我們在之前的任務同步中，遇到的問題便是日期的修改很麻煩，因此我們需要一個更加簡單的方式來進行日期的批量更新。在我們上面的調度腳本中，包含了對日期表達式的解析，我們自定義了一種時間的表達式$[yyyyMMddHHmmss+/-N_Y] 通過解析該表達式，我們可以生成需要的任意時間，該時間表達式的含義為：

yyyy 表示年份
MM 表示月份
dd 表示日期
HH 表示24進制小時
mm 表示分鐘
ss 表示秒
- 表示當前時間加上N
- 表示當前時間減去N
_Y 表示加減的單位，可以是YMdHms(年、月、日、時、分、秒)

通過對該表達式的解析，我們可以生成相對于當前之前或之后的任何格式的時間字符串，將其用于同步的where條件中，既可以完成針對時間的解析。

如何更新日期

日期目前可以計算，但是我們需要能夠批量修改配置文件中的WHERE條件中的時間表達式，如我們想同步8天前的數據，我們就需要將腳本中的表達式修改為$[yyyyMMdd-8_d] ,即代表當前時間減去8天，這樣我們就可以同步八天前那一天的數據，但是我們可能想同步從8天氣到現在的所有數據，那么我們希望我們也能批量修改where表達式中的條件，如將=改為>=。

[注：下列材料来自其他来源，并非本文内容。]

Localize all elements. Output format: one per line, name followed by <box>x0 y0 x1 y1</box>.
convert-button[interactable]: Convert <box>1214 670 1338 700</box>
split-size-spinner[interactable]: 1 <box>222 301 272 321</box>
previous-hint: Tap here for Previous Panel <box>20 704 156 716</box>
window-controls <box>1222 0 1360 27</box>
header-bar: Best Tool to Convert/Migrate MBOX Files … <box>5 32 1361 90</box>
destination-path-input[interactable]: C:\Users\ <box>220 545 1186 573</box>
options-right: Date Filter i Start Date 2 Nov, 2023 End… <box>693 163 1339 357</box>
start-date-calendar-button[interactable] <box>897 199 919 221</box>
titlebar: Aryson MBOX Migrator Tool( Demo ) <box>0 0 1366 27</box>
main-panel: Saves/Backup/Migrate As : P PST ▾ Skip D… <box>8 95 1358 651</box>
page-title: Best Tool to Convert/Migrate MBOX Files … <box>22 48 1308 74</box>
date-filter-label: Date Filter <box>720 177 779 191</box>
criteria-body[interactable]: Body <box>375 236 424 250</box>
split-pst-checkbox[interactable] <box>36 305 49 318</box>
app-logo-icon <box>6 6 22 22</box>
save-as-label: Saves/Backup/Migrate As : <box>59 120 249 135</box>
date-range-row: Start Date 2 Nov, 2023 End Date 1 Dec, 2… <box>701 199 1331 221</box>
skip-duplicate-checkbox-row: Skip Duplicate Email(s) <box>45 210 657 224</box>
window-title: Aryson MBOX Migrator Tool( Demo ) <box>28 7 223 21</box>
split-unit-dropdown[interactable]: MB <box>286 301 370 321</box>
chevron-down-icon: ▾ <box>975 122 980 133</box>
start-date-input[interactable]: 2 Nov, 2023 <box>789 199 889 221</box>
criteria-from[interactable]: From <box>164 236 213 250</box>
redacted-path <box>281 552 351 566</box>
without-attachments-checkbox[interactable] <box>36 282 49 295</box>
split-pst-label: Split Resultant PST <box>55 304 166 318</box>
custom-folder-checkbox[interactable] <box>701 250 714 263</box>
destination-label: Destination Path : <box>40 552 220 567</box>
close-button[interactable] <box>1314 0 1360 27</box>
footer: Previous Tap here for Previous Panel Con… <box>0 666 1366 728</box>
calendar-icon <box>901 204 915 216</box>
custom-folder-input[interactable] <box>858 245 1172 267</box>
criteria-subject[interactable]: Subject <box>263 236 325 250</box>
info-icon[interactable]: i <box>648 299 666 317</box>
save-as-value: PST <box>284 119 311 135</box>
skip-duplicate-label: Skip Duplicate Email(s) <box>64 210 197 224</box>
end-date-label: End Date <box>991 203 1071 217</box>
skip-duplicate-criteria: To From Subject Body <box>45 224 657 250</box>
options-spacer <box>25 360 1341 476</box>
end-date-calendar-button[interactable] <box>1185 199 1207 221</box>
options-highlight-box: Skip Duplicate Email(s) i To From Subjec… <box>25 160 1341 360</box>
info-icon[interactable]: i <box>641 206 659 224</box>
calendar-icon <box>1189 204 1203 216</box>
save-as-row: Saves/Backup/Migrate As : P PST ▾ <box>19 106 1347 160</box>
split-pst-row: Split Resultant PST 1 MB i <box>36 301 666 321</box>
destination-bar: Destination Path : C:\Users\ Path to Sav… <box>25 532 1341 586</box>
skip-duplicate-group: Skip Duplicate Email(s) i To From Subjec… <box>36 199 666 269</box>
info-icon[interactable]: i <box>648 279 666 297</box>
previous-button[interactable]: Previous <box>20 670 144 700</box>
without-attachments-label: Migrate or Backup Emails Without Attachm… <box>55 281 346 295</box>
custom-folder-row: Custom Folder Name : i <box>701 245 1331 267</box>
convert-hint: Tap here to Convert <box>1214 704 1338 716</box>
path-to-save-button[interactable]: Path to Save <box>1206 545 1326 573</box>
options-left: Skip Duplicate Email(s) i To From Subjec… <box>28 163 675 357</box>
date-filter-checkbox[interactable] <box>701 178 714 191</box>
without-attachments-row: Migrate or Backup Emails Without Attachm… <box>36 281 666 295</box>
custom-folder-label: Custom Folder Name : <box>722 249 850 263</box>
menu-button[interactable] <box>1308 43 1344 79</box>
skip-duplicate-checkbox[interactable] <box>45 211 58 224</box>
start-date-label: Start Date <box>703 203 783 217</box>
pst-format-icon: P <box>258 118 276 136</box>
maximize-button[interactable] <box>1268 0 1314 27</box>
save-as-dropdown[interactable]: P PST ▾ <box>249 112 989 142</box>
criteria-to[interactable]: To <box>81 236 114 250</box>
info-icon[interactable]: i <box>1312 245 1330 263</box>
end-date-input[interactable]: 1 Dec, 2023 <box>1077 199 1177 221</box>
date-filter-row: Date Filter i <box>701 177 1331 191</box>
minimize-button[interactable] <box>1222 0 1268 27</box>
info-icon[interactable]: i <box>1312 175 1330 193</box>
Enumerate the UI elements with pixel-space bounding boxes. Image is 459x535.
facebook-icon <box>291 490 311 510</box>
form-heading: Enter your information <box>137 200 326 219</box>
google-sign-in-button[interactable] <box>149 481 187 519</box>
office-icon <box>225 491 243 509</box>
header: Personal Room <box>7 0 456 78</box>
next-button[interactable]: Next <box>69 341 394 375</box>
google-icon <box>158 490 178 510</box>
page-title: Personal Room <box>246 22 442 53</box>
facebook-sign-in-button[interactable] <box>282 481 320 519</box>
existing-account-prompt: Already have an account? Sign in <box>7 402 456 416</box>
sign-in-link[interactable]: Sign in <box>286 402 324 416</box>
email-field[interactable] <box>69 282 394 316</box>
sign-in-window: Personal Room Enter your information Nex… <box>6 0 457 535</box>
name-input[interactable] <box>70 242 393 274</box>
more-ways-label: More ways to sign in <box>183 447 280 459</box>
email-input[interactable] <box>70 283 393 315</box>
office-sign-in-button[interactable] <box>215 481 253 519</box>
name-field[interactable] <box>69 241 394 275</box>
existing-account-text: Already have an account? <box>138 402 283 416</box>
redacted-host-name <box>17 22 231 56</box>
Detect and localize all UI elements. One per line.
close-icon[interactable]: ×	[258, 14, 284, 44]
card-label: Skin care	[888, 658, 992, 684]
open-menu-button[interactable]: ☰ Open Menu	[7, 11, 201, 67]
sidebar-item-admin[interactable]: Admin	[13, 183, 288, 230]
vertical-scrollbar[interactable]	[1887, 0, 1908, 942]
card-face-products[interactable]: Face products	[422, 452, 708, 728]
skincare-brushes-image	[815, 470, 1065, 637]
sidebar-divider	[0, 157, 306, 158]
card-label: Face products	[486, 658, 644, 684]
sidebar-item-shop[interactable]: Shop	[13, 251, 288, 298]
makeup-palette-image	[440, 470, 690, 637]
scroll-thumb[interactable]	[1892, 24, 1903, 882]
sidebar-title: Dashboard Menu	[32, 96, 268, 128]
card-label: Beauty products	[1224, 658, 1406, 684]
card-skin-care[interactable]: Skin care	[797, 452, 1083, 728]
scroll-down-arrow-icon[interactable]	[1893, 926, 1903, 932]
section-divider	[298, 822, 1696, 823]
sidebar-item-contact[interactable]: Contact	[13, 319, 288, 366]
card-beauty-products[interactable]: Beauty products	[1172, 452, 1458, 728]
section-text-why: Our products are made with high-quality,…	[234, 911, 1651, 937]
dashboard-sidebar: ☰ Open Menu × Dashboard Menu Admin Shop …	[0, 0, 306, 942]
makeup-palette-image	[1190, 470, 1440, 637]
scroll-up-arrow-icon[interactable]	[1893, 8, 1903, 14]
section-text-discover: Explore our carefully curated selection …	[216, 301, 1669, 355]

鑒于以上的需求，我們開發了一個新的Python腳本，通過簡單的配置，即可一次修改所有腳本中的where條件中的表達式，這樣，我們只需要執行兩個腳本，就完成了一切，再也不需要依次修改執行10個工作流了。

import json
import os
import logging
from typing import List, Mapping
import re
from datetime import datetime, date


def list_files_in_directory(directory_path: str) -> List[str]:
    """
    獲取目錄下的所有以.json結尾的文件
    :param directory_path: 目錄
    :return: 文件列表
    """
    entries = os.listdir(directory_path)
    # 過濾出所有文件
    files = [entry for entry in entries if
             os.path.isfile(os.path.join(directory_path, entry)) 
             and entry.endswith(".json")]
    logging.info(f"讀取配置文件數量：{len(files)}")
    return files


def read_file_content(file_path: str) -> str:
    """
    讀取文件內容
    :param file_path: 文件路徑
    :return: 文件內容
    """
    with open(file_path, 'r', encoding='utf-8') as file:
        content = file.read()
    return content


def read_all_files_in_directory(directory_path: str) -> Mapping[str, str]:
    """
    讀取文件夾下面的所有文件的內容
    :param directory_path: 文件夾路徑
    :return: 內容map
    """
    logging.info(f"開始讀取所有的配置文件信息")
    files = list_files_in_directory(directory_path)
    file_contents = {}
    for file in files:
        file_path = os.path.join(directory_path, file)
        content = read_file_content(file_path)
        file_contents[file] = content
    sorted_items = sorted(file_contents.items())
    sorted_dict = dict(sorted_items)
    return file_contents


def parse_where_sql(where_sql: str, sub_day: int, comparator: str = None) -> str:
    """
    解析where語句
    :param where_sql: 原始where語句
    :param sub_day: 天數
    :param comparator: 比較符  包括 = != > < >=   <=
    :return: 轉換之后的where語句
    """
    # 定義支持的類型 $[yyyyMMdd+N_Y]  $[yyyyMMdd-N_Y]
    # 正則表達式模式
    pattern = r'\$(\[.*?\])'
    matches = re.finditer(pattern, where_sql)
    for match in matches:
        matched_text = match.group(1)
        new_search = calc_datetime(matched_text, sub_day)
        where_sql = where_sql.replace(matched_text, new_search)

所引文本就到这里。